# NCEES prob 522



## Sparky Bill PE (Dec 2, 2020)

Where is the voltage of 90 degrees we are subtracting from? I'm remembering why the other 2 times I studied my ass off and exam got canceled I got frustrated at the white book. I have worked 50 of these problems and never seen a random 90 degree subtraction coming in. Just like the voltage drop problems, zero issues till you look at the NCEES way and whatever way they want you to do things.  I worked this problem like solution, except my current angle I had as lagging 18.19, not 90-18.19.


----------



## Cuseman17 (Dec 2, 2020)

The extra 90 is to take into account for the j in 0.9j which is the synchronous reactance.


----------



## justin-hawaii (Dec 2, 2020)

Yeah, this one is a little tricky.  The term reactance, gives you the "j", which gives you the 90 degrees. 

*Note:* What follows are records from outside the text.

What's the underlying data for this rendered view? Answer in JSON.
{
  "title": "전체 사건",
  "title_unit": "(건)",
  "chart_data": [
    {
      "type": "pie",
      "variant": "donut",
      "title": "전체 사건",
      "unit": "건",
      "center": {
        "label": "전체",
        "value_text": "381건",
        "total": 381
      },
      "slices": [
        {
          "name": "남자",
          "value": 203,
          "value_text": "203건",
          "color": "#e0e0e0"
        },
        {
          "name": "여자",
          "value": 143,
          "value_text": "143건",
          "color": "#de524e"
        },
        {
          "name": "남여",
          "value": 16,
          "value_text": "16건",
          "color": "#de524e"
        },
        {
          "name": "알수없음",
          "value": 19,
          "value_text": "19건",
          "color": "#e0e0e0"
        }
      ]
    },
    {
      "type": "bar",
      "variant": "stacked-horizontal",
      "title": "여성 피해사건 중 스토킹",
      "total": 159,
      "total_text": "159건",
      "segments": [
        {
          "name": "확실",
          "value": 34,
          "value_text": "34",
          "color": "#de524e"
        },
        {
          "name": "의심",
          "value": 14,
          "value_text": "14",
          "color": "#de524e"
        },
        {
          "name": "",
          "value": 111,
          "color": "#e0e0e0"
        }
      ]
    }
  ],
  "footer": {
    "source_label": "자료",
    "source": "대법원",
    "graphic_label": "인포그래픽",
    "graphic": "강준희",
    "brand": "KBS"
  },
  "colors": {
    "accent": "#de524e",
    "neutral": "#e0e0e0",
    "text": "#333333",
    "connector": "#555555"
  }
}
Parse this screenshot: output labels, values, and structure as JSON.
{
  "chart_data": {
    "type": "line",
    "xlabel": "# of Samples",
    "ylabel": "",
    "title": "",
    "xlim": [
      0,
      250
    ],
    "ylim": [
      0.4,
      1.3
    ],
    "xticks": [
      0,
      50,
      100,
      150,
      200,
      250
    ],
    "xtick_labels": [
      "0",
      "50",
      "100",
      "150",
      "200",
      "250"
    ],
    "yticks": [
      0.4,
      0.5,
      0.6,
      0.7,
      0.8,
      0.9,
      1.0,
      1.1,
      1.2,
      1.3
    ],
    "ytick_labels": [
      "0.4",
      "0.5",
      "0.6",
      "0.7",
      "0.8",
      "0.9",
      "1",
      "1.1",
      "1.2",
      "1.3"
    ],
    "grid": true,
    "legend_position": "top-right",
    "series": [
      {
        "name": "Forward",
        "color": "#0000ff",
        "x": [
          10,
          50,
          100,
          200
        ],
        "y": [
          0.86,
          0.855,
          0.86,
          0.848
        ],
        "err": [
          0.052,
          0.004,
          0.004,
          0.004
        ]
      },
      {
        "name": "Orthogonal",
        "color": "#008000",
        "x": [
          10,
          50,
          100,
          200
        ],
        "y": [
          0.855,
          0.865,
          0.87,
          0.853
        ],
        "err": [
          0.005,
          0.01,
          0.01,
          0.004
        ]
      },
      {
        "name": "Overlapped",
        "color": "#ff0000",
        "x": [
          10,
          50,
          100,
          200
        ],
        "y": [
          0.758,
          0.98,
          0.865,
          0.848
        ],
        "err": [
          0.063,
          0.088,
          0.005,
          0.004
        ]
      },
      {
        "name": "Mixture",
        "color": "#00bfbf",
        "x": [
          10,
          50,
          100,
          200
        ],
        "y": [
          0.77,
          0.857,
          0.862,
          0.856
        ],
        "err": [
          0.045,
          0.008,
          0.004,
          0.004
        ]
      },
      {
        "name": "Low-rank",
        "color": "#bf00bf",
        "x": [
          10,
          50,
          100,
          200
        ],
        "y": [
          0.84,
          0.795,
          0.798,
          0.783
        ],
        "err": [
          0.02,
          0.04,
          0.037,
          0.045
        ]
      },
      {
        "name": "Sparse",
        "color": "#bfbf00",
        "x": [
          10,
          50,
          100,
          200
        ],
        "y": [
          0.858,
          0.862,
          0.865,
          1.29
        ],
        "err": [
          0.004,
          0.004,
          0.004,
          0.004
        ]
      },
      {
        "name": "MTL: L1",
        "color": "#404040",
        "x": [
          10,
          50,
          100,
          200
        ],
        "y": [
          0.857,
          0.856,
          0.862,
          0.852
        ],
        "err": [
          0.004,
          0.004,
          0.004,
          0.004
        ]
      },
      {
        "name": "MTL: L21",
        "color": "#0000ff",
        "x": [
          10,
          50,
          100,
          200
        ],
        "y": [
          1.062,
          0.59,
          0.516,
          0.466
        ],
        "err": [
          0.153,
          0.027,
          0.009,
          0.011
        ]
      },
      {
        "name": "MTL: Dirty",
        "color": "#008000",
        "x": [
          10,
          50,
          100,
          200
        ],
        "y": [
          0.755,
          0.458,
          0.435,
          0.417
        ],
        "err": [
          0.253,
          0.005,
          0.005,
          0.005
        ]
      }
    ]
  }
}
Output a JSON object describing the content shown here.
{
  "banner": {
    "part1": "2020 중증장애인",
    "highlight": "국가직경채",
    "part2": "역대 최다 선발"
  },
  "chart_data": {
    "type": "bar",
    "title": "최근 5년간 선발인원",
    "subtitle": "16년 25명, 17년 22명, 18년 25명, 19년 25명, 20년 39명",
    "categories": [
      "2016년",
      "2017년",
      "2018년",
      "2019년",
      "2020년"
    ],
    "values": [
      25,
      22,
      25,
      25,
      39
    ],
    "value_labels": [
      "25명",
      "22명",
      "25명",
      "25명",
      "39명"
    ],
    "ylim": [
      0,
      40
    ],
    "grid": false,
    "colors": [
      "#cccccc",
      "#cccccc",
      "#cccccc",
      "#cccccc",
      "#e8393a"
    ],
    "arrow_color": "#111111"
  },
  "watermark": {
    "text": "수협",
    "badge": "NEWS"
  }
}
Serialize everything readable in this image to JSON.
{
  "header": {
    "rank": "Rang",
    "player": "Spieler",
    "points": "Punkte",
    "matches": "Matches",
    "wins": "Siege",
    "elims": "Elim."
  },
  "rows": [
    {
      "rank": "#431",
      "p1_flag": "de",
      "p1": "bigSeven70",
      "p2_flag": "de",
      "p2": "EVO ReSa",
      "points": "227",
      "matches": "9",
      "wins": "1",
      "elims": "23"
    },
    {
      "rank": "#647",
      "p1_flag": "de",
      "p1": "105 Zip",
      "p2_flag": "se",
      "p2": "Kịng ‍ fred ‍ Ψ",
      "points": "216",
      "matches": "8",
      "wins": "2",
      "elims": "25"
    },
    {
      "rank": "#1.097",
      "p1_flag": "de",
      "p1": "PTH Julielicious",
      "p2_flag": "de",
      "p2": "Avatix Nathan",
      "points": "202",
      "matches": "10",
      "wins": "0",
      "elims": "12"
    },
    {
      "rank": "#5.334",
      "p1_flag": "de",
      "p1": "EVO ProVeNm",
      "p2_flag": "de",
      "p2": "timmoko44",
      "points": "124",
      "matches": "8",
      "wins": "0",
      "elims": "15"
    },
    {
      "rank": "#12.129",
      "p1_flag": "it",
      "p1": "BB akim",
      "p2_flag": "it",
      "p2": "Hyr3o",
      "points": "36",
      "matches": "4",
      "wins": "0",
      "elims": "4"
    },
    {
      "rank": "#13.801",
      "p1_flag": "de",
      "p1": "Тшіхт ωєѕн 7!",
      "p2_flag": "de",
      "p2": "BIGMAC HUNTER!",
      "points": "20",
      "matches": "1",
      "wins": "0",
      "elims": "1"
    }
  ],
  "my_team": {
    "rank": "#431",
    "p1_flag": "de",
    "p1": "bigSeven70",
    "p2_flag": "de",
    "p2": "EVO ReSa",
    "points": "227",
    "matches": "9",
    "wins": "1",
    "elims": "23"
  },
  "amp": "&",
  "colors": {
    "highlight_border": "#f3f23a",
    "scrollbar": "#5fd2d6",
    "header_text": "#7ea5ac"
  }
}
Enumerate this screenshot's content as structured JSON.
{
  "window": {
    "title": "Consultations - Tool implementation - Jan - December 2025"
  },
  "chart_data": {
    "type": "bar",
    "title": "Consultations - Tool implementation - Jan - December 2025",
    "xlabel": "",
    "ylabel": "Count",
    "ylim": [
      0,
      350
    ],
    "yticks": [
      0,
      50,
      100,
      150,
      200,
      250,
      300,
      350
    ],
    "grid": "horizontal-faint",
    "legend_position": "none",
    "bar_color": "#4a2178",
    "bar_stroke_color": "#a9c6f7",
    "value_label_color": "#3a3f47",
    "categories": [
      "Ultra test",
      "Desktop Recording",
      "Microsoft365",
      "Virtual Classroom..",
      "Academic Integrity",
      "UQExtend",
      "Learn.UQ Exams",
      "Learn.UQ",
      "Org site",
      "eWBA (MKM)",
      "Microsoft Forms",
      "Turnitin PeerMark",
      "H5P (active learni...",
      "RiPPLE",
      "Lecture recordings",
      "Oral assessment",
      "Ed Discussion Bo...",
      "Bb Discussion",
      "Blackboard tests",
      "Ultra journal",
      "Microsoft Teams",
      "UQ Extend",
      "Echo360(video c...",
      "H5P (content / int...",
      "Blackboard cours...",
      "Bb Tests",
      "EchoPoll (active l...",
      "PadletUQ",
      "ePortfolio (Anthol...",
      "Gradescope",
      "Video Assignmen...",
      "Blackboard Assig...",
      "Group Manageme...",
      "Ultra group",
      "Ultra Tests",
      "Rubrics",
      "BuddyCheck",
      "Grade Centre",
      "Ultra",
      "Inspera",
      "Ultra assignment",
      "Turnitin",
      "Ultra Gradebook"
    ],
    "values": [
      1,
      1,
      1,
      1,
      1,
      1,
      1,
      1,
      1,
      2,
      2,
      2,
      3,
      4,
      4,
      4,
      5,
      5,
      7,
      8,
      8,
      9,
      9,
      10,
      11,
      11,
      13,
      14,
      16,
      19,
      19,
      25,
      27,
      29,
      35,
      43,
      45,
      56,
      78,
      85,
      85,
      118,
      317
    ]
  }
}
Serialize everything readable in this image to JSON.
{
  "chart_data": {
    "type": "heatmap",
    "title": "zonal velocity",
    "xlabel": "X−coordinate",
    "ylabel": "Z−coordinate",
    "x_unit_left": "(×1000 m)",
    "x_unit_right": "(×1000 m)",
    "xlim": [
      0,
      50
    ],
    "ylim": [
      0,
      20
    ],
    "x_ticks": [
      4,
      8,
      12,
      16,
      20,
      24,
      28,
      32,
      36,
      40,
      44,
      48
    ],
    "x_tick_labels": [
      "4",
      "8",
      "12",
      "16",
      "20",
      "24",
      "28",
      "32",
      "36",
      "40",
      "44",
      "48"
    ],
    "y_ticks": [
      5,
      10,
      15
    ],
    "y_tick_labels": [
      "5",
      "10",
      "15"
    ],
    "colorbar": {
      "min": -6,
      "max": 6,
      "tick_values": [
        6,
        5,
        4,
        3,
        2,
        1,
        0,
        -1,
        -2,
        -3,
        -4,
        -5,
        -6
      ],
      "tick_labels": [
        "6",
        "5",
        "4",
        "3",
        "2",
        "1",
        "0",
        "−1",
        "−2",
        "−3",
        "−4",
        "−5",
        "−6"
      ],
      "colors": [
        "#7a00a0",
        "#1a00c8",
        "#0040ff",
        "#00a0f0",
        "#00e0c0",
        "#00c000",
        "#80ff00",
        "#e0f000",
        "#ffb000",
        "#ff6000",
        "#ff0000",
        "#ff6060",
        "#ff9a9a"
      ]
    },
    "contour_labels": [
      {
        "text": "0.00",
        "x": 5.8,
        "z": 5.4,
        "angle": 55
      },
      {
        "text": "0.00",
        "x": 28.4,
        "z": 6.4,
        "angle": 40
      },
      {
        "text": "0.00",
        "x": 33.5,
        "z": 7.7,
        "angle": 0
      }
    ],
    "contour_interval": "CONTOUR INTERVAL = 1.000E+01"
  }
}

Motor:  Power flow from terminal to internal voltage.  

V_internal = V_terminal - ( 1.05 angle -18.19)(0.9j)


----------



## Sparky Bill PE (Dec 2, 2020)

justin-hawaii said:


> Yeah, this one is a little tricky.  The term reactance, gives you the "j", which gives you the 90 degrees.
> 
> Motor:  Power flow from terminal to internal voltage.
> 
> V_internal = V_terminal - ( 1.05 angle -18.19)(0.9j)


Thank you, for my calculations I use the J instead of converting to the 90 degrees. Thank you!


----------



## akyip (Dec 2, 2020)

Basically what the above two said.

In synchronous machines (synch motors and synch gens), the synchronous reactance is typically given as Xs, which is an inductive reactance (think jX). To properly represent it as an impedance phasor: jXs

There is also armature resistance Ra, which is the real component of the overall synchronous impedance Zs = Ra + jXs. Ra is usually small and negligible compared to synchronous reactance Xs.

So the overall synchronous impedance in synchronous machines is:

Zs = Ra + jXs

Ra is usually much smaller compared to Xs, so Zs = jXs usually.


----------